Platelet Mechanism Description
The erosion-heated surface, 5 to 15 m thick, consists of platelets at various stages of generation as the result of large plastic strain deformation. Beneath the platelet zone is a work-hardened zone that developed during the early stages of the erosion exposure. This zone lies beneath the heated surface region and strain hardens as a function of the strain-hardening coefficient of the target metal. Beneath the cold-worked zone is base metal at its initial condition. It is proposed that the following sequence occurs in the erosion process. Initially, platelets are formed without loss of material. Adiabatic shear heating of the immediate surface region begins to occur. Beneath the immediate surface region, the mass of target material forms a work-hardened zone because the kinetic energy of the impacting particles is enough to result in considerably greater force being imparted to the metal than that required to generate platelets at the surface.

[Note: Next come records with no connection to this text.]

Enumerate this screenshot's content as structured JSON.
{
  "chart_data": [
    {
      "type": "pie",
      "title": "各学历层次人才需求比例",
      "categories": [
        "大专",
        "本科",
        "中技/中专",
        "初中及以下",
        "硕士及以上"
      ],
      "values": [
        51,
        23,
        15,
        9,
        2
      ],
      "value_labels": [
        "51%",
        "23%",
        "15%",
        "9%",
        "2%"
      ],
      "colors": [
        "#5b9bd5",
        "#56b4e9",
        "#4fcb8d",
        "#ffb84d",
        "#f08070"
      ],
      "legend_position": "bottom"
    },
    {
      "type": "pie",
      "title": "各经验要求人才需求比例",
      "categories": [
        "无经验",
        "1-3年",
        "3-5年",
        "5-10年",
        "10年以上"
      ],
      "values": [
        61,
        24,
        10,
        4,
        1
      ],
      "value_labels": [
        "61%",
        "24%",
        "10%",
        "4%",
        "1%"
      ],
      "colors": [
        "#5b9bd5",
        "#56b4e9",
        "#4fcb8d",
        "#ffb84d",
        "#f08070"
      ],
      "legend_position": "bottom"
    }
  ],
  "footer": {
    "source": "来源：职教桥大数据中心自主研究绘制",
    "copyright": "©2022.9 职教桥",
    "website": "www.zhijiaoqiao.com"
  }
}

When the surface has been completely converted to platelets and craters and the work-hardened zone has reached its stable hardness and thickness, steady state erosion begins. The higher steady-state erosion rate compared to the initial rates is due to the subsurface cold-worked zone acting as an anvil to increase the efficiency of the hammerlike impacting particles, to extrude/forge platelets in the now fully heated and most deformable surface region. When the anvil is fully in place and the platelets are fully formed and heated, maximum, steady-state, material removal rates will occur.
Erosion Mechanism of Brittle Scales on Metals
In most elevated-temperature erosion environments, the eroding surface is undergoing corrosion as well as erosion. The eroding surface region, therefore, is some combination of deposited erodent particles, surface scale, and base metal. To better understand the behavior of in situ formed, brittle surfaces on structural metal substrates undergoing combined erosion-corrosion, the erosion of scales formed under oxidation conditions on metal substrates has been studied.
From the investigation of the erosion behavior of relatively thick, duplex nickel oxide scale, it was determined that scales formed in situ on metals erode sequentially down through their thicknesses by a cracking and chipping mechanism rather than being knocked off the metal in pieces at the scale/metal interface. The presence of the ductile metal substrate does not appear to have a major effect on the way that the brittle scale erodes. However, the ductile substrate does have a small effect. The thinner scales can transfer more of the kinetic energy of the impacting particles to the ductile nickel and, hence, they crack and chip and then erode at lower rates than the thicker scales. As the thicker scales are removed, their rates of erosion decrease to a rate that becomes nearly the same for all scale thicknesses. In the case of the duplex nickel oxide scale, the harder, more dense, columnar grain outer scale protected the inner, softer, more porous, equiaxed scale from erosion as long as it was present.